Table 3 shows the performance model results according to the algorithm. We evaluated the prediction model performances using the unified framework by Kunjie et al. [27]. Their results were used as baseline, and the performance of the prediction model using our features was compared. The prediction model was evaluated five-times each with 5-fold cross validation. We evaluated the model performance using three indicators: area under the receiver operating characteristic curve (ROC-AUC), area under the precision–recall curve (AUPR) and F1 score. Since we repeated five times to evaluate the prediction model, we used the mean and standard deviation as comparative indicators. The prediction model performance constructed using only our features was higher than the majority of the baseline. Figure 2 shows the ROC curve of the FFNN-based prediction model, which is the best performance in ROC-AUC. Based on these results, we can infer that our feature extraction method was able to extract more drug and cell line information than the baseline method.

Table 3

Performance comparison of prediction models

Algorithms	FFNN		AE		XGB		ERT	LR
Ref.	[9]	[10]	[11]	[12]	[13]	[14]	[15]	[16]
(a) Performance comparison using ROC-AUC
Baseline	0.912 ± 0.004	0.91 ± 0.005	0.914 ± 0.006	0.895 ± 0.007	0.885 ± 0.01	0.895 ± 0.005	0.843 ± 0.007	0.847 ± 0.006
Ours	0.924 ± 0.001	0.915 ± 0.006	0.923 ± 0.003	0.92 ± 0.004	0.889 ± 0.003	0.892 ± 0.004	0.881 ± 0.004	0.854 ± 0.007
(b) Performance comparison using AUPR
Baseline	0.402 ± 0.017	0.417 ± 0.032	0.408 ± 0.025	0.339 ± 0.026	0.349 ± 0.016	0.381 ± 0.026	0.24 ± 0.015	0.192 ± 0.011
Ours	0.434 ± 0.014	0.427 ± 0.025	0.438 ± 0.008	0.424 ± 0.011	0.371 ± 0.013	0.381 ± 0.016	0.326 ± 0.012	0.196 ± 0.004
(c) Performance comparison using F1 score
Baseline	0.359 ± 0.027	0.262 ± 0.045	0.325 ± 0.039	0.224 ± 0.05	0.227 ± 0.01	0.24 ± 0.019	0.272 ± 0.018	0.059 ± 0.01
Ours	0.392 ± 0.017	0.313 ± 0.052	0.296 ± 0.021	0.428 ± 0.028	0.271 ± 0.016	0.259 ± 0.02	0.263 ± 0.015	0.064 ± 0.013

Fig. 2

ROC curve of highest performing prediction model

Conclusions

We introduced an approach to predicting the synergy of anti-cancer drug combination by using features extracted from documents. Our approach yielded higher prediction performance than the majority of published studies under the same conditions. Our approach makes two contributions to drug combination prediction.

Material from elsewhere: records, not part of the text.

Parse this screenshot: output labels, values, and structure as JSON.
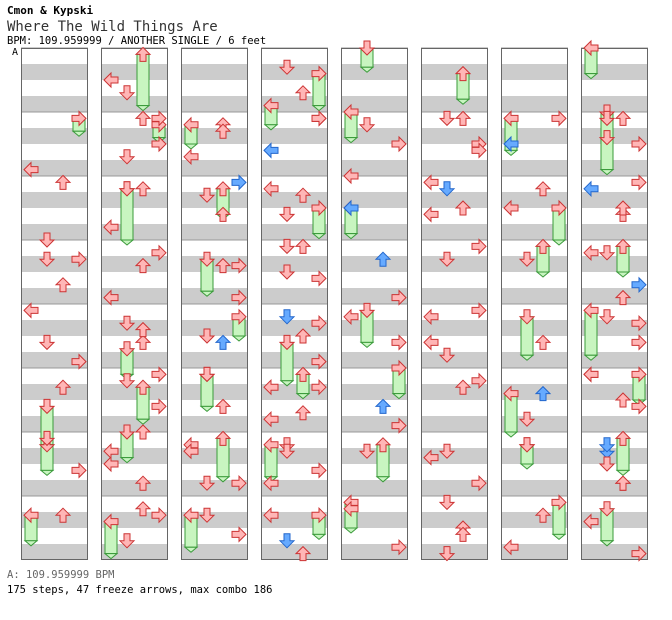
{
  "header": {
    "artist": "Cmon & Kypski",
    "title": "Where The Wild Things Are",
    "info": "BPM: 109.959999 / ANOTHER SINGLE / 6 feet",
    "bpm_tag": "A"
  },
  "footer": {
    "bpm_line": "A: 109.959999 BPM",
    "stats": "175 steps, 47 freeze arrows, max combo 186"
  },
  "colors": {
    "arrow_red": "#ffb6b6",
    "arrow_blue": "#66aaff",
    "freeze_green": "#c8f5c0",
    "stripe_gray": "#cccccc"
  },
  "chart_data": {
    "type": "step-chart",
    "columns": 8,
    "measures_per_column": 8,
    "lanes": [
      "left",
      "down",
      "up",
      "right"
    ],
    "notes": [
      [
        2,
        0.1,
        2,
        "r"
      ],
      [
        3,
        0.3,
        1,
        "r"
      ],
      [
        3,
        0.7,
        2,
        "r"
      ],
      [
        4,
        0.9,
        3,
        "r"
      ],
      [
        1,
        0.9,
        0,
        "r"
      ],
      [
        6,
        0.1,
        1,
        "r"
      ],
      [
        7,
        0.3,
        2,
        "r"
      ],
      [
        8,
        0.5,
        0,
        "r"
      ],
      [
        8,
        0.7,
        1,
        "r"
      ],
      [
        9,
        0.1,
        2,
        "r"
      ],
      [
        9,
        0.5,
        3,
        "r"
      ],
      [
        10,
        0.2,
        1,
        "r"
      ],
      [
        10,
        0.8,
        0,
        "r"
      ],
      [
        11,
        0.4,
        2,
        "r"
      ],
      [
        11,
        0.9,
        0,
        "r"
      ],
      [
        12,
        0.3,
        1,
        "r"
      ],
      [
        12,
        0.6,
        2,
        "r"
      ],
      [
        13,
        0.1,
        3,
        "r"
      ],
      [
        14,
        0.0,
        2,
        "r"
      ],
      [
        14,
        0.5,
        0,
        "r"
      ],
      [
        15,
        0.2,
        2,
        "r"
      ],
      [
        15,
        0.7,
        1,
        "r"
      ],
      [
        17,
        0.2,
        2,
        "r"
      ],
      [
        18,
        0.3,
        1,
        "r"
      ],
      [
        19,
        0.4,
        2,
        "r"
      ],
      [
        19,
        0.9,
        3,
        "r"
      ],
      [
        20,
        0.5,
        1,
        "r"
      ],
      [
        21,
        0.6,
        2,
        "r"
      ],
      [
        22,
        0.2,
        0,
        "r"
      ],
      [
        22,
        0.8,
        1,
        "r"
      ],
      [
        23,
        0.6,
        3,
        "r"
      ],
      [
        24,
        0.3,
        1,
        "r"
      ],
      [
        24,
        0.7,
        2,
        "r"
      ],
      [
        25,
        0.1,
        3,
        "r"
      ],
      [
        26,
        0.2,
        0,
        "r"
      ],
      [
        26,
        0.6,
        1,
        "r"
      ],
      [
        27,
        0.1,
        1,
        "r"
      ],
      [
        27,
        0.6,
        3,
        "r"
      ],
      [
        28,
        0.2,
        1,
        "b"
      ],
      [
        28,
        0.5,
        2,
        "r"
      ],
      [
        28,
        0.9,
        3,
        "r"
      ],
      [
        29,
        0.3,
        3,
        "r"
      ],
      [
        29,
        0.8,
        0,
        "r"
      ],
      [
        30,
        0.2,
        1,
        "r"
      ],
      [
        30,
        0.6,
        3,
        "r"
      ],
      [
        31,
        0.3,
        0,
        "r"
      ],
      [
        31,
        0.7,
        1,
        "b"
      ],
      [
        31,
        0.9,
        2,
        "r"
      ],
      [
        33,
        0.2,
        1,
        "r"
      ],
      [
        33,
        0.5,
        3,
        "r"
      ],
      [
        34,
        0.0,
        0,
        "r"
      ],
      [
        34,
        0.5,
        0,
        "b"
      ],
      [
        35,
        0.3,
        2,
        "b"
      ],
      [
        35,
        0.9,
        3,
        "r"
      ],
      [
        36,
        0.2,
        0,
        "r"
      ],
      [
        36,
        0.6,
        3,
        "r"
      ],
      [
        37,
        0.6,
        2,
        "b"
      ],
      [
        37,
        0.9,
        3,
        "r"
      ],
      [
        38,
        0.3,
        1,
        "r"
      ],
      [
        39,
        0.2,
        0,
        "r"
      ],
      [
        39,
        0.8,
        3,
        "r"
      ],
      [
        41,
        0.1,
        2,
        "r"
      ],
      [
        41,
        0.5,
        3,
        "r"
      ],
      [
        42,
        0.2,
        1,
        "b"
      ],
      [
        42,
        0.6,
        0,
        "r"
      ],
      [
        43,
        0.3,
        1,
        "r"
      ],
      [
        44,
        0.1,
        3,
        "r"
      ],
      [
        44,
        0.6,
        0,
        "r"
      ],
      [
        45,
        0.2,
        3,
        "r"
      ],
      [
        46,
        0.3,
        1,
        "r"
      ],
      [
        47,
        0.5,
        2,
        "r"
      ],
      [
        47,
        0.9,
        1,
        "r"
      ],
      [
        49,
        0.1,
        3,
        "r"
      ],
      [
        49,
        0.5,
        0,
        "b"
      ],
      [
        50,
        0.2,
        2,
        "r"
      ],
      [
        50,
        0.5,
        0,
        "r"
      ],
      [
        51,
        0.3,
        1,
        "r"
      ],
      [
        52,
        0.6,
        2,
        "r"
      ],
      [
        53,
        0.4,
        2,
        "b"
      ],
      [
        53,
        0.8,
        1,
        "r"
      ],
      [
        54,
        0.2,
        1,
        "r"
      ],
      [
        55,
        0.3,
        2,
        "r"
      ],
      [
        55,
        0.8,
        0,
        "r"
      ],
      [
        57,
        0.1,
        1,
        "r"
      ],
      [
        57,
        0.5,
        3,
        "r"
      ],
      [
        58,
        0.2,
        0,
        "b"
      ],
      [
        58,
        0.6,
        2,
        "r"
      ],
      [
        59,
        0.2,
        1,
        "r"
      ],
      [
        59,
        0.9,
        2,
        "r"
      ],
      [
        60,
        0.3,
        3,
        "r"
      ],
      [
        61,
        0.1,
        0,
        "r"
      ],
      [
        61,
        0.6,
        3,
        "r"
      ],
      [
        62,
        0.3,
        1,
        "b"
      ],
      [
        62,
        0.8,
        2,
        "r"
      ],
      [
        63,
        0.4,
        0,
        "r"
      ],
      [
        63,
        0.9,
        3,
        "r"
      ]
    ],
    "freezes": [
      [
        1,
        0.1,
        0.3,
        3
      ],
      [
        5,
        0.6,
        1.2,
        1
      ],
      [
        6,
        0.2,
        0.6,
        1
      ],
      [
        7,
        0.3,
        0.7,
        0
      ],
      [
        8,
        0.1,
        0.9,
        2
      ],
      [
        9,
        0.2,
        0.4,
        3
      ],
      [
        10,
        0.2,
        1.0,
        1
      ],
      [
        12,
        0.7,
        1.1,
        1
      ],
      [
        13,
        0.3,
        0.8,
        2
      ],
      [
        14,
        0.0,
        0.4,
        1
      ],
      [
        15,
        0.4,
        0.9,
        0
      ],
      [
        17,
        0.2,
        0.5,
        0
      ],
      [
        18,
        0.2,
        0.6,
        2
      ],
      [
        19,
        0.3,
        0.8,
        1
      ],
      [
        20,
        0.2,
        0.5,
        3
      ],
      [
        21,
        0.1,
        0.6,
        1
      ],
      [
        22,
        0.1,
        0.7,
        2
      ],
      [
        23,
        0.3,
        0.8,
        0
      ],
      [
        24,
        0.4,
        0.9,
        3
      ],
      [
        33,
        0.0,
        0.4,
        0
      ],
      [
        34,
        0.5,
        0.9,
        0
      ],
      [
        36,
        0.1,
        0.6,
        1
      ],
      [
        37,
        0.0,
        0.4,
        3
      ],
      [
        38,
        0.2,
        0.7,
        2
      ],
      [
        39,
        0.1,
        0.5,
        0
      ],
      [
        49,
        0.1,
        0.6,
        0
      ],
      [
        50,
        0.5,
        1.0,
        3
      ],
      [
        51,
        0.1,
        0.5,
        2
      ],
      [
        52,
        0.2,
        0.8,
        1
      ],
      [
        53,
        0.4,
        1.0,
        0
      ],
      [
        54,
        0.2,
        0.5,
        1
      ],
      [
        55,
        0.1,
        0.6,
        3
      ],
      [
        56,
        0.0,
        0.4,
        0
      ],
      [
        57,
        0.0,
        0.9,
        1
      ],
      [
        59,
        0.1,
        0.5,
        2
      ],
      [
        60,
        0.1,
        0.8,
        0
      ],
      [
        61,
        0.1,
        0.5,
        3
      ],
      [
        62,
        0.1,
        0.6,
        2
      ],
      [
        63,
        0.2,
        0.7,
        1
      ],
      [
        24,
        0.9,
        1.2,
        0
      ],
      [
        26,
        0.5,
        0.9,
        3
      ],
      [
        28,
        0.6,
        1.2,
        1
      ],
      [
        29,
        0.1,
        0.4,
        2
      ],
      [
        30,
        0.2,
        0.7,
        0
      ],
      [
        31,
        0.3,
        0.6,
        3
      ],
      [
        32,
        0.0,
        0.3,
        1
      ],
      [
        40,
        0.4,
        0.8,
        2
      ]
    ],
    "cells": [
      [
        2,
        1,
        1,
        "r"
      ],
      [
        3,
        0.3,
        3,
        "r"
      ],
      [
        4,
        0.1,
        0,
        "r"
      ],
      [
        4,
        0.6,
        1,
        "r"
      ],
      [
        5,
        0.3,
        2,
        "r"
      ],
      [
        6,
        0.6,
        3,
        "r"
      ],
      [
        9,
        0.1,
        3,
        "r"
      ],
      [
        9,
        0.7,
        1,
        "r"
      ],
      [
        10,
        0.2,
        2,
        "r"
      ],
      [
        11,
        0.2,
        3,
        "r"
      ],
      [
        12,
        0.4,
        2,
        "r"
      ],
      [
        13,
        0.2,
        1,
        "r"
      ],
      [
        13,
        0.6,
        3,
        "r"
      ],
      [
        14,
        0.3,
        0,
        "r"
      ],
      [
        14,
        0.8,
        2,
        "r"
      ],
      [
        15,
        0.3,
        3,
        "r"
      ],
      [
        17,
        0.3,
        2,
        "r"
      ],
      [
        17,
        0.7,
        0,
        "r"
      ],
      [
        18,
        0.1,
        3,
        "b"
      ],
      [
        18,
        0.6,
        2,
        "r"
      ],
      [
        19,
        0.4,
        3,
        "r"
      ],
      [
        20,
        0.6,
        2,
        "b"
      ],
      [
        21,
        0.1,
        1,
        "r"
      ],
      [
        22,
        0.3,
        0,
        "r"
      ],
      [
        22,
        0.8,
        3,
        "r"
      ],
      [
        23,
        0.3,
        1,
        "r"
      ],
      [
        25,
        0.1,
        3,
        "r"
      ],
      [
        25,
        0.6,
        0,
        "b"
      ],
      [
        26,
        0.3,
        2,
        "r"
      ],
      [
        27,
        0.1,
        2,
        "r"
      ],
      [
        27,
        0.5,
        1,
        "r"
      ],
      [
        28,
        0.3,
        3,
        "r"
      ],
      [
        29,
        0.3,
        0,
        "r"
      ],
      [
        29,
        0.7,
        2,
        "r"
      ],
      [
        30,
        0.3,
        1,
        "r"
      ],
      [
        30,
        0.8,
        0,
        "r"
      ],
      [
        41,
        0.1,
        1,
        "r"
      ],
      [
        41,
        0.6,
        3,
        "r"
      ],
      [
        42,
        0.1,
        0,
        "r"
      ],
      [
        42,
        0.5,
        2,
        "r"
      ],
      [
        43,
        0.1,
        3,
        "r"
      ],
      [
        44,
        0.2,
        0,
        "r"
      ],
      [
        44,
        0.8,
        1,
        "r"
      ],
      [
        45,
        0.3,
        2,
        "r"
      ],
      [
        46,
        0.4,
        0,
        "r"
      ],
      [
        46,
        0.8,
        3,
        "r"
      ],
      [
        47,
        0.1,
        1,
        "r"
      ],
      [
        47,
        0.6,
        2,
        "r"
      ],
      [
        57,
        0.1,
        2,
        "r"
      ],
      [
        57,
        0.4,
        1,
        "r"
      ],
      [
        58,
        0.1,
        3,
        "r"
      ],
      [
        58,
        0.5,
        2,
        "r"
      ],
      [
        59,
        0.2,
        0,
        "r"
      ],
      [
        59,
        0.7,
        3,
        "b"
      ],
      [
        60,
        0.2,
        1,
        "r"
      ],
      [
        60,
        0.6,
        3,
        "r"
      ],
      [
        61,
        0.1,
        0,
        "r"
      ],
      [
        61,
        0.5,
        2,
        "r"
      ],
      [
        62,
        0.2,
        1,
        "b"
      ],
      [
        62,
        0.5,
        1,
        "r"
      ],
      [
        62,
        0.8,
        2,
        "r"
      ]
    ]
  }
}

As new drugs are discovered, the number of drug combinations increases dramatically. In practice, testing all drug combination cases proves difficult. Our approach can predict new anti-cancer drug combination synergy, reducing the time and effort invested. In other words, we expect that it would be a useful approach for researchers to predict new anti-drug combination synergy before in-vivo or in-vitro experiments.

Structuring the knowledge from newly published studies is time consuming because it is difficult to conduct without domain experts. Using unstructured data to extract features, our approach could be easily and immediately applied to new research. An additional benefit of our feature extraction method is that the extracted features can be utilized together with features from structure data.

Currently, the present model is exclusive to PubMed abstracts. We used PubMed because it is the largest repository of biomedical publication. In future works, the feature extraction method can be expanded to use more information by including full documents provided by PubMed Central, bioRxiv, and other databases. In the present model, we only extracted the drug and cell line features in NCI-ALMANAC. In future works, we will cover more anti-cancer drug combinations, including various large-scale public anti-cancer drug combination databases such as DrugComb [30] and DREAM [31]. Finally, our approach could also be used for other purposes. For example, by changing the input data, we can use it to predict the interaction between drugs and genes, and also the effects of drugs and diseases.